How Successful Is AI in Developing Postsurgical Wound Care Education Material?
Journal:
Wound repair and regeneration : official publication of the Wound Healing Society [and] the European Tissue Repair Society
PMID:
40357563
Abstract
ChatGPT can be used as an aid in education, research and clinical management. This study was conducted using the ChatGPT 4.0 program to develop artificial intelligence-supported wound care education material that can be read and understood by patients discharged after surgery. In this methodological study, while creating wound care education material, the education needs of the patients were determined first. Then, the education content was created in the ChatGPT 4 program. Expert opinion was taken for the clarity, applicability, accuracy and quality of the education content. The Turkish readability index of the education material was found to be 68.9 and easily understandable.
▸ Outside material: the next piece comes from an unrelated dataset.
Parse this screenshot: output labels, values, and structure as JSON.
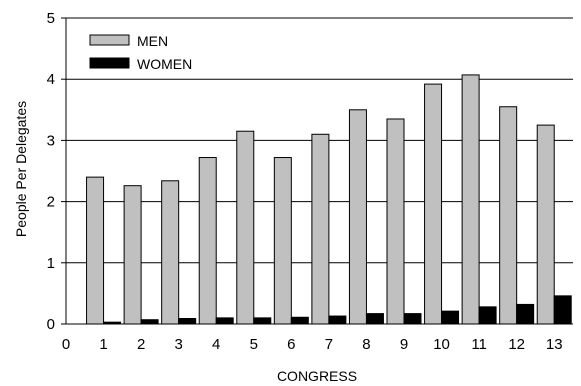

The Automated Readability Index was found to be 9.29, the Simple Measure of Gobbledygook 7.89, the Flesch-Kincaid 8.07, the Flesch Reading Ease 59.0 and the Average Reading Level Consensus 9.99, which are frequently used in health literature. The PEMAT understandability and applicability score averages were determined 93.90 ± 6.11 (84-100) and 90.20 ± 8.66, respectively. The Global Quality Scale score average was found to be 4.40 ± 0.69. This study reveals that ChatGPT provides understandable, applicable, accurate and high-quality postoperative wound care education material.